1. This site uses cookies. By continuing to use this site, you are agreeing to our use of cookies. Learn More.

Development Any SQL whizzkids out there?

Discussion in 'Tech Support' started by Sketchee, 25 Nov 2015.

  1. Sketchee

    Sketchee Suddenly, looters! Hundreds of 'em!

    Joined:
    23 Oct 2010
    Posts:
    544
    Likes Received:
    40
    So I'm struggling with what I hoped would be a fairly straightforward select query and it's causing me a massive headache... anyone feel like they could be of a little assistance to me? :)
     
  2. theshadow2001

    theshadow2001 [DELETE] means [DELETE]

    Joined:
    3 May 2012
    Posts:
    5,284
    Likes Received:
    183
    I'll give it a shot, as long as its not your homework.
     
  3. deathtaker27

    deathtaker27 Modder

    Joined:
    17 Apr 2010
    Posts:
    2,238
    Likes Received:
    186
    feel free to send it my way as well :)
     
  4. Sketchee

    Sketchee Suddenly, looters! Hundreds of 'em!

    Joined:
    23 Oct 2010
    Posts:
    544
    Likes Received:
    40
    Cheers, I'll post it up here then.

    Using postgis to do this. I've got 3 tables of data: person (p), postcode (po) and roads (r). postcode and roads are point and line features from shapefiles so contain spatial information. person also contains postcode data so I can use a join on that. The following is my query which returns the information I want but I need to have it so that it orders by dist_m in ascending order.

    Code:
    SELECT DISTINCT ON (p.caseid) p.caseid, p.surname, p.postcode, r.dftnumber AS closest_a_road, ROUND((ST_Distance(r.geom, po.geom))::NUMERIC, 1) AS distance_m
    FROM env.roads r, env.postcode po
    INNER JOIN env.person p
    ON po.postcode = p.postcode
    WHERE r.classifica = 'A Road'
    ORDER BY p.caseid, ST_Distance(r.geom, po.geom);
    This is linking each record in the person table to the nearest A road from the roads table. If I don't use DISTINCT on the ID for each person it will return a record for each person to every A road, whereas I only want the closest A road.. so the shortest distance in the column distance_m. However using DISTINCT ON p.caseid means I can't order by the distance... any suggestions?
     
  5. theshadow2001

    theshadow2001 [DELETE] means [DELETE]

    Joined:
    3 May 2012
    Posts:
    5,284
    Likes Received:
    183
    Its a little hard to tell without looking at the full schema and running some test queries, but would doing something like this get you the details you need?

    Code:
    SELECTp.caseid, MIN(ROUND((ST_Distance(r.geom, po.geom))::NUMERIC, 1)) FROM
    FROM env.roads r, env.postcode po
    INNER JOIN env.person p
    ON po.postcode = p.postcodep
    GROUP BY p.caseid
     
  6. Sketchee

    Sketchee Suddenly, looters! Hundreds of 'em!

    Joined:
    23 Oct 2010
    Posts:
    544
    Likes Received:
    40
    It's an awkward one, it should only return 11 results from the current data I have which it does from the original query. It's just the ordering by distance that doesn't play along and I can't seem to get the MIN aggregater to work. I could provide a backup of the pgadmin database plus query if you fancied a proper look at the data?

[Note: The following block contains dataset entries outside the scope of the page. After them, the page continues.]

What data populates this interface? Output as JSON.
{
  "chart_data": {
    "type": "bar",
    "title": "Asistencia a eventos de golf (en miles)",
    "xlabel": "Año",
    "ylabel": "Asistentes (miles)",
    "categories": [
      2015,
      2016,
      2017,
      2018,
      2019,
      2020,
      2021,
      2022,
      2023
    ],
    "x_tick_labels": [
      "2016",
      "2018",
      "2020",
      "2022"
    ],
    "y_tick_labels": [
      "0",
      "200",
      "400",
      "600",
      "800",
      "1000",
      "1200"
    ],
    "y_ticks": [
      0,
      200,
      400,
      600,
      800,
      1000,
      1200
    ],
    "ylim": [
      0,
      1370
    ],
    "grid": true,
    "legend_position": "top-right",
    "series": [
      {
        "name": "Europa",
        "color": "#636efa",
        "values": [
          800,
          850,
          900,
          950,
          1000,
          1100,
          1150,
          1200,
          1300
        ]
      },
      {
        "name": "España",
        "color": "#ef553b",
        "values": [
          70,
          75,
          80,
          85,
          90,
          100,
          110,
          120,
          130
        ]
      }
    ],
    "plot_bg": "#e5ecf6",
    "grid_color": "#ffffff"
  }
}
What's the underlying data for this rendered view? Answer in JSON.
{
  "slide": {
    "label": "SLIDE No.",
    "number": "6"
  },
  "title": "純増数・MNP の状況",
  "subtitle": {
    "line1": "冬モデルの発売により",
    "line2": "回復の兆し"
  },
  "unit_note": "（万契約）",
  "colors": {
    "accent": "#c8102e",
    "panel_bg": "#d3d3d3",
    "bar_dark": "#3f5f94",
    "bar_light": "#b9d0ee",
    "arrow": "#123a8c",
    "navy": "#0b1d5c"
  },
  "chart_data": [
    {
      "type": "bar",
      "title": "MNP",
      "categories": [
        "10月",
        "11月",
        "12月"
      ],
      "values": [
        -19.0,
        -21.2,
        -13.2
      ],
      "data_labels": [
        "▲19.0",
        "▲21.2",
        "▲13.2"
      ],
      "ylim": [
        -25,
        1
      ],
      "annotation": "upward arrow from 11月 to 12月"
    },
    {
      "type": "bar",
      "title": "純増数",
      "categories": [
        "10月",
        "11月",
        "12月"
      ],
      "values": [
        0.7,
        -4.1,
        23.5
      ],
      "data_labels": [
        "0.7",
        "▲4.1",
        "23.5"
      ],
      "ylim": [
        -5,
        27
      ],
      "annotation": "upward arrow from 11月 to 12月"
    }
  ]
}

    Cheers for the response
     
  7. theshadow2001

    theshadow2001 [DELETE] means [DELETE]

    Joined:
    3 May 2012
    Posts:
    5,284
    Likes Received:
    183
    What about using the column index to order the query. Order by 1, 5
     
  8. Sketchee

    Sketchee Suddenly, looters! Hundreds of 'em!

    Joined:
    23 Oct 2010
    Posts:
    544
    Likes Received:
    40
    That would probably surpass the limited level of knowledge I have of using SQL I'm afraid..
     
  9. theshadow2001

    theshadow2001 [DELETE] means [DELETE]

    Joined:
    3 May 2012
    Posts:
    5,284
    Likes Received:
    183
    Just replace your order by statement "ORDER BY p.caseid, ST_Distance(r.geom, po.geom)" with "order by 1, 5". which means order by the 1st column then the 5th. You can do this instead of using the column names.
     
  10. Sketchee

    Sketchee Suddenly, looters! Hundreds of 'em!

    Joined:
    23 Oct 2010
    Posts:
    544
    Likes Received:
    40
    Unfortunately that still orders the query by p.caseid first. I'm hoping once I've got the results (postcode for each caseid (11 results) and distance to closest A road only) to order the query only by the distance_m column (column 5).
     
  11. theshadow2001

    theshadow2001 [DELETE] means [DELETE]

    Joined:
    3 May 2012
    Posts:
    5,284
    Likes Received:
    183
    Sorry, I thought that the query was failing to execute completely because of the order by statement. I think it may not be possible to do what you want with the query structured in its current form. If you look at the stack overflow post below you can see someone with the same problem as you.

    http://stackoverflow.com/questions/9795660/postgresql-distinct-on-with-different-order-by

    The "distinct on" operator requires that you order by what ever is used with "distinct on" (actually the left most term of what is used with distinct on), so if you use "distinct on" you will have to order by p.caseid, which is obviously not what you want.

    You are going to have to bust out the sub queries to get this one done I think.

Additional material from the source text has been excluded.